Brussels Sprouts & Sunchokes in Green Curry Sauce—Soy Free, Nut Free, Low Sodium.
3/4 lb brussels sprouts, trimmed and quartered
1/2 lb sunchokes (aka jerusalem artichokes), scrubbed and cut into small chunks
1 tbsp coconut oil, melted
1 can full-fat coconut milk, refrigerated overnight (be careful not to shake during or after refrigeration)
5 tbsp green curry paste (about 3/4 of a jar of Thai Kitchen brand)
1 tbsp maple syrup (optional)
Preheat the oven to 400°F.
In a medium-sized mixing bowl, toss the brussels sprouts and sunchokes with the melted coconut oil. Roast for 20 minutes.
Meanwhile, open the can of refrigerated coconut milk, taking care not to shake it. Scoop only the top layer of coconut cream into a medium-sized saucepan over medium heat, saving the coconut water at the bottom of the can for a later use (great for smoothies!). Add the curry paste and the maple syrup (if using) to the saucepan with the coconut cream, and gently stir the ingredients together as they melt. Allow the sauce to simmer while the veggies roast.

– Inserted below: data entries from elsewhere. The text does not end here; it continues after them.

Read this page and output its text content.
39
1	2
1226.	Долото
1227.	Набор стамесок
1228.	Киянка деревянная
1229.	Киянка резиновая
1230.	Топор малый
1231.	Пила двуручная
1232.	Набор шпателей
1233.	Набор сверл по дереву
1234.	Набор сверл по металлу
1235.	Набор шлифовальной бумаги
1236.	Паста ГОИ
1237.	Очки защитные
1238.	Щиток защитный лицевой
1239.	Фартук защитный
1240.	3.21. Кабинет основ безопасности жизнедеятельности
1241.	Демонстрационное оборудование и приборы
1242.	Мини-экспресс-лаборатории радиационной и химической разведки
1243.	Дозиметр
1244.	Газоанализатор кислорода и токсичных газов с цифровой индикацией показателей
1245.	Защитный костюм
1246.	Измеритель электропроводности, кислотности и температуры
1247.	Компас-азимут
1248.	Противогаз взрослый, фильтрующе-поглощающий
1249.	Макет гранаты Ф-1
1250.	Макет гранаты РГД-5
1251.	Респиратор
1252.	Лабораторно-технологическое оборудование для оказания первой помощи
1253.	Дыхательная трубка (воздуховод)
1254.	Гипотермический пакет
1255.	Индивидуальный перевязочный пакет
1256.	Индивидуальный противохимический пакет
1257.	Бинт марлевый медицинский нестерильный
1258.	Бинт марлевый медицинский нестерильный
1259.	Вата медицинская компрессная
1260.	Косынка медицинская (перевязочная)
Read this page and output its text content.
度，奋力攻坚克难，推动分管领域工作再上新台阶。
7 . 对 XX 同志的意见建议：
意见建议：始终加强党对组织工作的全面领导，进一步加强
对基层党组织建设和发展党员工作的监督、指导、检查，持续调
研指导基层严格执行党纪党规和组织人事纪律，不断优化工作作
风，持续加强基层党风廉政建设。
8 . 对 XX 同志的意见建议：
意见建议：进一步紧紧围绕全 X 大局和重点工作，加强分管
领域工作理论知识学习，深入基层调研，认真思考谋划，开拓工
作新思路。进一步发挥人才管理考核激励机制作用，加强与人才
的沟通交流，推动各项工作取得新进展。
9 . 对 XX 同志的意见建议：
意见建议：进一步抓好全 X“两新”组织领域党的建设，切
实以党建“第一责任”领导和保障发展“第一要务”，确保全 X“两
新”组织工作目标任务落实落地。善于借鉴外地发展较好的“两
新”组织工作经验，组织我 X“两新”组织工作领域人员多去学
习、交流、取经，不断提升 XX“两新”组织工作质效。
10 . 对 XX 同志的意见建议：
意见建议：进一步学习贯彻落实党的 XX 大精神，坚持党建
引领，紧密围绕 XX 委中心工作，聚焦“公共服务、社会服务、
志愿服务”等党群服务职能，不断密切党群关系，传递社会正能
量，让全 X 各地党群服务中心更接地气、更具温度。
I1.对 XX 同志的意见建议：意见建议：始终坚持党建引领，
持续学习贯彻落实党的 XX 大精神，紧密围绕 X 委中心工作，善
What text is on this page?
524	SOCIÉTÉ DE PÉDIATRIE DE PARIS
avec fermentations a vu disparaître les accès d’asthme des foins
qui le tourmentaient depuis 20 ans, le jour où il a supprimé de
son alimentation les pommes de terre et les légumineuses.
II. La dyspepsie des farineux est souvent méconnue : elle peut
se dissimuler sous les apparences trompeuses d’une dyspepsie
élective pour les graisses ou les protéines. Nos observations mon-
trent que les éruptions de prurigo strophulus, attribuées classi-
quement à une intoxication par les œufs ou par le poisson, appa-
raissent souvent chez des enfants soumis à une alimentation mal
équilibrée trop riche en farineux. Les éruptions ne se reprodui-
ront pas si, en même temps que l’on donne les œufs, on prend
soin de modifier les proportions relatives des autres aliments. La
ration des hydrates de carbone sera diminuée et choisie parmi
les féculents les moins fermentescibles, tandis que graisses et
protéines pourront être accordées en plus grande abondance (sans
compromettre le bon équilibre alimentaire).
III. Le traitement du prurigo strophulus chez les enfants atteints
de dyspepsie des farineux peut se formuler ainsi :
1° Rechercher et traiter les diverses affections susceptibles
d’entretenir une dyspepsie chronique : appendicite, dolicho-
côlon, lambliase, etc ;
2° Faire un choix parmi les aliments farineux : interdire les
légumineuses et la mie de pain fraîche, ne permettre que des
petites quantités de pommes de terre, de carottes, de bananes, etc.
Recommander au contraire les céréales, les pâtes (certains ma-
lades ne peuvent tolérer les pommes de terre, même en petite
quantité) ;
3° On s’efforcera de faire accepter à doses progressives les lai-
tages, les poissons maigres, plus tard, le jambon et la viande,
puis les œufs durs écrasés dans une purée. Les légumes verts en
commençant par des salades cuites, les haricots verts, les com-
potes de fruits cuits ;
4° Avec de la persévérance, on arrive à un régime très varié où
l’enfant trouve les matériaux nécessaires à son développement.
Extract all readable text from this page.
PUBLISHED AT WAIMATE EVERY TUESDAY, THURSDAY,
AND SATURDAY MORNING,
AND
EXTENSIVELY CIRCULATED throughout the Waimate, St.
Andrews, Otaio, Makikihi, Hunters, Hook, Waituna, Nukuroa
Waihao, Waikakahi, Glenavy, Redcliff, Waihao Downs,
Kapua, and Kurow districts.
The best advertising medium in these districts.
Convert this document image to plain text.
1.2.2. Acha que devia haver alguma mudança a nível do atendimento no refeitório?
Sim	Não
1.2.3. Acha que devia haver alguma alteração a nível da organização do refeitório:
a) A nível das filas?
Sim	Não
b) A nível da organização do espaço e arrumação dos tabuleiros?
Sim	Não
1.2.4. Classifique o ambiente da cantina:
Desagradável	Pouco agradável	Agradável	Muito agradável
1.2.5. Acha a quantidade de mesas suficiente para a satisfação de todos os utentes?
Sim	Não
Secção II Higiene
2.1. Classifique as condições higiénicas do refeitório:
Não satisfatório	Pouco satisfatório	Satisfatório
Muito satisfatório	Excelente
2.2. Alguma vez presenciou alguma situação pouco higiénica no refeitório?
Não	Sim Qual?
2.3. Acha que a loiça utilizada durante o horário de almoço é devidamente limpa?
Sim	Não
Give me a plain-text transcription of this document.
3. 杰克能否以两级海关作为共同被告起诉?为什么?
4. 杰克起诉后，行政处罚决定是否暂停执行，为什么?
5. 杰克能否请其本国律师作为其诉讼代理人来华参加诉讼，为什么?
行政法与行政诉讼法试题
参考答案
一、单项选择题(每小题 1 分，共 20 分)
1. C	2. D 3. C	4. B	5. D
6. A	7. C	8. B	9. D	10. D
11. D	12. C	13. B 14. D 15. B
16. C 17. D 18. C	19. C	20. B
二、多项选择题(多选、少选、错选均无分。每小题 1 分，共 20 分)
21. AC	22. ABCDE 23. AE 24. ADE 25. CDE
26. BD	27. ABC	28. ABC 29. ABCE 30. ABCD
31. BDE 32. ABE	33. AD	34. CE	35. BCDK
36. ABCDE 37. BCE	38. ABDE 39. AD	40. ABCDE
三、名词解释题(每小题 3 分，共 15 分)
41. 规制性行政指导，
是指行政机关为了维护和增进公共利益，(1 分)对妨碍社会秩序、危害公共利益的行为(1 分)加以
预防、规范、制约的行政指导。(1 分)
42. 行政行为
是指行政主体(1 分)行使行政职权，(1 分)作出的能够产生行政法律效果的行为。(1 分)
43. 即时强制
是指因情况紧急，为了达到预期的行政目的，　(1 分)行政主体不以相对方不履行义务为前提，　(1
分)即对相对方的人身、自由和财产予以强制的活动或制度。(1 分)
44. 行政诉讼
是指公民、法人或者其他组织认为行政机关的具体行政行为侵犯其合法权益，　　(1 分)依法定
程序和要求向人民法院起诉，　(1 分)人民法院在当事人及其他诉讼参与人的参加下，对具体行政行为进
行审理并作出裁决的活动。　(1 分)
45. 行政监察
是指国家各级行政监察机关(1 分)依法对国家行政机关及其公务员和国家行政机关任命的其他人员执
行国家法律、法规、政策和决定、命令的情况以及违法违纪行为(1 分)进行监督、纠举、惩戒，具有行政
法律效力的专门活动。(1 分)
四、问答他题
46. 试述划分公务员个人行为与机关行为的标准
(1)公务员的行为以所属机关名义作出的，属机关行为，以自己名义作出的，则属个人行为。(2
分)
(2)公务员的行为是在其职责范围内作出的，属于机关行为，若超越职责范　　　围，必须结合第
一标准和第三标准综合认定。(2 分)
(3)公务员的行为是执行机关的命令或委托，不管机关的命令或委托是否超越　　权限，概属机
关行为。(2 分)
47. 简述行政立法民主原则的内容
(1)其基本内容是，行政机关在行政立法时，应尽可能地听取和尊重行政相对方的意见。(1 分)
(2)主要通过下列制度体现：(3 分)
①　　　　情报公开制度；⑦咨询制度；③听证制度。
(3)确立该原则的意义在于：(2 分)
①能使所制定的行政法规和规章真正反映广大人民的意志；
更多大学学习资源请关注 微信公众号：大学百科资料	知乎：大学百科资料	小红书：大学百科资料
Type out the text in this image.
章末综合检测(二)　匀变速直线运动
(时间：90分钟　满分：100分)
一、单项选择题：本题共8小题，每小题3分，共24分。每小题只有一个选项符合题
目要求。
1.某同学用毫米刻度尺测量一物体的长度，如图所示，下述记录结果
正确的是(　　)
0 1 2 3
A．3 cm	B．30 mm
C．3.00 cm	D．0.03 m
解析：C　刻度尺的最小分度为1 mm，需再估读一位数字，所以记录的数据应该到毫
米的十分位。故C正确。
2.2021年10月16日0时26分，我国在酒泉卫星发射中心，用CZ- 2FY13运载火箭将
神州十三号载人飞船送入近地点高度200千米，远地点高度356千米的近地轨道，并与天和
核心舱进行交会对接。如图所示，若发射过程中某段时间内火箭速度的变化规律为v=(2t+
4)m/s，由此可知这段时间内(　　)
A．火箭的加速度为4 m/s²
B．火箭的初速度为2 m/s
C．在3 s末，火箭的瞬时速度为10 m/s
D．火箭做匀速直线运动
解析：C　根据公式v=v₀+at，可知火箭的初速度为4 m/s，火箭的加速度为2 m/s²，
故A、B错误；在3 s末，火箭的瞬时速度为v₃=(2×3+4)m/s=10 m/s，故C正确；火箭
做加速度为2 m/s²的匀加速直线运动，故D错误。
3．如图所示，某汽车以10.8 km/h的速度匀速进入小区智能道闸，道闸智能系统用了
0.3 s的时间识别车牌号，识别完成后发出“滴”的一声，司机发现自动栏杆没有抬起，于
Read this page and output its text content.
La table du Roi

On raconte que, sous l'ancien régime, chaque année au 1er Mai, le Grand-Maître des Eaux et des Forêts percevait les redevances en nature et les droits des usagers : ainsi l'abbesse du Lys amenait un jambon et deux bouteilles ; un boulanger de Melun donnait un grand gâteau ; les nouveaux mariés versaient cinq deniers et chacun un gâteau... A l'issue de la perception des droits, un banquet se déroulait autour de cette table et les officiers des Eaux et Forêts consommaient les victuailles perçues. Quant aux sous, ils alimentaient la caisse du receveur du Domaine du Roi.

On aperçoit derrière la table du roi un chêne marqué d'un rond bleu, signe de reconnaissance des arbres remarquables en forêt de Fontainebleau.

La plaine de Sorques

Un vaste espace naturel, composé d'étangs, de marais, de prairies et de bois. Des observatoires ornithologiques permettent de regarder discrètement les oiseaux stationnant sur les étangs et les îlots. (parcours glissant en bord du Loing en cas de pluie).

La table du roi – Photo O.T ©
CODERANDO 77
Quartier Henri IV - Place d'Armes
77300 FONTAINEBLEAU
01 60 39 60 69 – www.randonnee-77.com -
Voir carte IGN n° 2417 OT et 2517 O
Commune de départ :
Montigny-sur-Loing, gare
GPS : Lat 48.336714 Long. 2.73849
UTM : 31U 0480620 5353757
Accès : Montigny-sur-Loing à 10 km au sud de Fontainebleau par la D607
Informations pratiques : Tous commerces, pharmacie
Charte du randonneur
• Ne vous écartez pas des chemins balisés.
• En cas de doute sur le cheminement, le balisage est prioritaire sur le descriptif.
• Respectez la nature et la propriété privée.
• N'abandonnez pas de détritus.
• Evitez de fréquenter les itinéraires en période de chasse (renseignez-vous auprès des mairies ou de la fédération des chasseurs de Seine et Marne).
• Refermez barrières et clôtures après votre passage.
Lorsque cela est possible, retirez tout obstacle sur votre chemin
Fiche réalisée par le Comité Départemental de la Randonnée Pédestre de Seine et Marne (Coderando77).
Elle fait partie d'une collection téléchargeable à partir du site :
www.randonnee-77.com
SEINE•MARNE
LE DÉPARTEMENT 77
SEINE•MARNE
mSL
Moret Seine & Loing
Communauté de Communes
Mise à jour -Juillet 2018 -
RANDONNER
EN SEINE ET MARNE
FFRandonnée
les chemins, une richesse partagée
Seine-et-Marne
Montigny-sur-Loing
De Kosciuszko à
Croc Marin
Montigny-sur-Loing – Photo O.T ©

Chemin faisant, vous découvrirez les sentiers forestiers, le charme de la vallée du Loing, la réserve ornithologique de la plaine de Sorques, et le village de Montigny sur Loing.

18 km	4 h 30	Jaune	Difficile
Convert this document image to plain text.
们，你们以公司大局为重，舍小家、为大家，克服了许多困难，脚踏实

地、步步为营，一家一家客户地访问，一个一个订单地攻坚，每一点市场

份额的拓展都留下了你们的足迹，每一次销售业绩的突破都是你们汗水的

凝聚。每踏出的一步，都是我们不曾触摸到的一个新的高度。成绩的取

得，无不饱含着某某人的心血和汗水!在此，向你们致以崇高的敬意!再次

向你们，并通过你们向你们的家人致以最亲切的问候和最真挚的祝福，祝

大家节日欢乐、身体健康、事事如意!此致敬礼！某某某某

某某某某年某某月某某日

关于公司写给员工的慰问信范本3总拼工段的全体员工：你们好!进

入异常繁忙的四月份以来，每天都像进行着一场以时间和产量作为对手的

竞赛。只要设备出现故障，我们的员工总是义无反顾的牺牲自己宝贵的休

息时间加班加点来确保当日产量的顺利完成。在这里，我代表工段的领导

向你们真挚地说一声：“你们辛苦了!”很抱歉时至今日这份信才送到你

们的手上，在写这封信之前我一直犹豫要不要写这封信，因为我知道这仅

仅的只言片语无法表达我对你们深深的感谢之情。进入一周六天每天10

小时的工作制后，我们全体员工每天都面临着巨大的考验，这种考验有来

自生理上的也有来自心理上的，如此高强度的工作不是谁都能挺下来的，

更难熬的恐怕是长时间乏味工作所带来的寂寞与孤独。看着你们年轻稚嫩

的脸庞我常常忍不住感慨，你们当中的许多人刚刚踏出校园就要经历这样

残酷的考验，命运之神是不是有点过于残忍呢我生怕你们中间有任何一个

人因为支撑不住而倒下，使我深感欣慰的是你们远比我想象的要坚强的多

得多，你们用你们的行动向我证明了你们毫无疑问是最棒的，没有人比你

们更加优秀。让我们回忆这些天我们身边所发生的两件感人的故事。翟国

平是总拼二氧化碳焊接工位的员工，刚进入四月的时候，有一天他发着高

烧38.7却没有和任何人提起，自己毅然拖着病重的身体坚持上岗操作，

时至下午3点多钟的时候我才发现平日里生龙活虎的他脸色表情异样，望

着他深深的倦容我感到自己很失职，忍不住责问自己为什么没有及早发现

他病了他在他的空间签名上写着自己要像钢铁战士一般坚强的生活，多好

Once the veggies are tender and nicely browned, add them to the saucepan. Stir together and allow to simmer gently until the sauce has thickened slightly, about 10-15 minutes. Serve.
Until next time, Ali.
Macy, Joanna and Chris Johnstone. Active Hope: How to Face the Mess We’re in Without Going Crazy. Novato, CA: New World Library, 2012. Print.
Shiva, Vandana. Staying Alive: Women, Ecology, and Development. London: Zed Books, 1989. Print.